The study revealed several key insights into S. aureus central metabolism under different oxygen availabilities. Under fully aerobic conditions, S. aureus consumed glucose at the fastest rate, primarily producing acetate and lactate, with acetate predominating as oxygen increased. As oxygen was limited, glucose consumption slowed, and lactate became the major end-product, with ethanol forming only under strict anaerobiosis. An important and novel observation was the marked ability of S. aureus to metabolize lactate to acetate under aerobic conditions—a process that was oxygen-dependent. This aerobic lactate utilization was confirmed both in non-growing and growing cells: S. aureus grew robustly using lactate as the sole carbon source and consumed lactate and glucose simultaneously when both were present, with a significant shift toward acetate production.
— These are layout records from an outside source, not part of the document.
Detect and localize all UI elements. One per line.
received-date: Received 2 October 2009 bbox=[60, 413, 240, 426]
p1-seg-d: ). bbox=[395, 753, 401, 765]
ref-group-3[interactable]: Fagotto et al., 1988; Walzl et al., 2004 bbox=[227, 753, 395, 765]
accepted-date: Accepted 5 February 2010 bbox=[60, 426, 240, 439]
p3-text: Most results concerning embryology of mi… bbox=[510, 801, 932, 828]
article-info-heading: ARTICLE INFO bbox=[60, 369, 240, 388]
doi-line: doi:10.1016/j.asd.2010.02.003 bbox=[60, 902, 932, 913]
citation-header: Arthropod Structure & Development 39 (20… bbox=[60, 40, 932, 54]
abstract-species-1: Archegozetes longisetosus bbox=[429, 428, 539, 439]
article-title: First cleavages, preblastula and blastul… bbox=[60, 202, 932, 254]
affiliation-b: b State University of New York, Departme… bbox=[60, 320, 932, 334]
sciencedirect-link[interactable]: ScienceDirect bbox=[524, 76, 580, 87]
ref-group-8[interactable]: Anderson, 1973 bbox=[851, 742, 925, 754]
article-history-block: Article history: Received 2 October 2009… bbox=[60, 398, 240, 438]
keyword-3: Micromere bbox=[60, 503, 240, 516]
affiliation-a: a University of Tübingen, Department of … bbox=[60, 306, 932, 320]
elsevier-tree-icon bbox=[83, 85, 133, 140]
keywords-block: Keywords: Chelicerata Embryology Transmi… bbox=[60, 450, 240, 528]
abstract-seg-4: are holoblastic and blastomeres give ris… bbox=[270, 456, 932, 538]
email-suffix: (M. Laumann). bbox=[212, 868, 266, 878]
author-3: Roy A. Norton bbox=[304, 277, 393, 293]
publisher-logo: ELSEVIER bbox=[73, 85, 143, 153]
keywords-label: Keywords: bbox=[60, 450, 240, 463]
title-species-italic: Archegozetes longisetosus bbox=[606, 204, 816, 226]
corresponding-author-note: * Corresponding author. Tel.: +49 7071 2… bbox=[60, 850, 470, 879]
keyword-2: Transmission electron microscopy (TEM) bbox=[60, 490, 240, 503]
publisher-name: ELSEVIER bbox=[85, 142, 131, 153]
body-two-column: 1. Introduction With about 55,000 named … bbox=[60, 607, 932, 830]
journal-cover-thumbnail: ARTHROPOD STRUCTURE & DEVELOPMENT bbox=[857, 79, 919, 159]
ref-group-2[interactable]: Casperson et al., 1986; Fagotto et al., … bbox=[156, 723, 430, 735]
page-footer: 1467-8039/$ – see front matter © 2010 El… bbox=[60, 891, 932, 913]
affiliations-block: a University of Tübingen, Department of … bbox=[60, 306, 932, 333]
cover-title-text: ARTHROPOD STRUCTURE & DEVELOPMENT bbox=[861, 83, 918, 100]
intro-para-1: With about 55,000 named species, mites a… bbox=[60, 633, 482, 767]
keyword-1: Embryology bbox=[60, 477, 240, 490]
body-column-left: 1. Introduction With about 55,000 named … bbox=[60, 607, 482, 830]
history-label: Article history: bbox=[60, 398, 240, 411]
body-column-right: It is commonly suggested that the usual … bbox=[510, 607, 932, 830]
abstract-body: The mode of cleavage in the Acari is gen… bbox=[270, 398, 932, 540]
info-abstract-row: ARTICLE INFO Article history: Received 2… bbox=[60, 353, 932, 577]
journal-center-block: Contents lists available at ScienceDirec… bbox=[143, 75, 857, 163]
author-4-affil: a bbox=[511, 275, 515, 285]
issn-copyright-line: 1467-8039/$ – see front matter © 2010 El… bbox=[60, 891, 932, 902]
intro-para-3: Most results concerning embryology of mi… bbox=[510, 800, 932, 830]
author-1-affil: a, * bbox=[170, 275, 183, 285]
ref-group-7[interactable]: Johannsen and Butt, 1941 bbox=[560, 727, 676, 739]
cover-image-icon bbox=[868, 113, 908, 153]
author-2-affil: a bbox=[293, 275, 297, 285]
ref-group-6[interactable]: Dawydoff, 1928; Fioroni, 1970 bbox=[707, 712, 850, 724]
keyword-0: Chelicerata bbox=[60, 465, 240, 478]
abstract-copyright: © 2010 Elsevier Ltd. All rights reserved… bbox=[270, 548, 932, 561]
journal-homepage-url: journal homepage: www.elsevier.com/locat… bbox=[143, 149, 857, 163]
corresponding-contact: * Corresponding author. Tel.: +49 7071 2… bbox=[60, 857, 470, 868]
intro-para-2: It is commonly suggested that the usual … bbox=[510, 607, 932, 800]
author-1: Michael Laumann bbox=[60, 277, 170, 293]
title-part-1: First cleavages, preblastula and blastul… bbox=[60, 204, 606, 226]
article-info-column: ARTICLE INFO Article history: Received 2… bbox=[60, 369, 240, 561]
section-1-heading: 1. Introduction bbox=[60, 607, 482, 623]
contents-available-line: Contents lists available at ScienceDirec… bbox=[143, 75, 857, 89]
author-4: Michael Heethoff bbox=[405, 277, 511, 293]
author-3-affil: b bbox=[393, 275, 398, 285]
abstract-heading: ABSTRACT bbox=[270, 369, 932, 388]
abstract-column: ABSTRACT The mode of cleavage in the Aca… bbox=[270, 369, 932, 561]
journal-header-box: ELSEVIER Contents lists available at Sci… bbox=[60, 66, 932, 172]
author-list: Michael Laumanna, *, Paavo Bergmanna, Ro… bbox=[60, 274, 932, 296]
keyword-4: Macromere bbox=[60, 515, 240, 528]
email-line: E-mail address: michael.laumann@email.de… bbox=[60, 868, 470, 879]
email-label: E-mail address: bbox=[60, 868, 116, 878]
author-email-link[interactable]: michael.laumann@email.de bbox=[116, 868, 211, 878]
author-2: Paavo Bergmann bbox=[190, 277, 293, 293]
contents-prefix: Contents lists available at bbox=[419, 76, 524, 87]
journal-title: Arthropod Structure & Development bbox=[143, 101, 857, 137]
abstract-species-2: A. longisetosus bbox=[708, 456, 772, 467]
The study also identified transient accumulation of mannitol/mannitol-1-phosphate under oxygen limitation, suggesting alternative NAD+ regeneration strategies. These findings highlight the metabolic flexibility of S. aureus and the impact of oxygen on its ability to switch between fermentation and respiration, as well as its capacity to exploit lactate—an abundant host metabolite—particularly in oxygen-rich environments.

Key implications

This work expands the understanding of S. aureus metabolic adaptability, with direct clinical and microbiome research relevance. The demonstration that S. aureus efficiently catabolizes lactate in the presence of oxygen suggests a metabolic advantage in oxygenated host niches (such as skin and nasal cavity), where lactate is often produced by commensal bacteria. This metabolic trait may facilitate S. aureus colonization and persistence by allowing it to exploit resources inaccessible to many competitors. The ability to switch to lactate utilization and its association with acetate production under aerobic conditions should be considered a key metabolic feature of S. aureus. These insights may inform future therapeutic strategies targeting metabolic pathways essential for S. aureus survival in diverse host environments.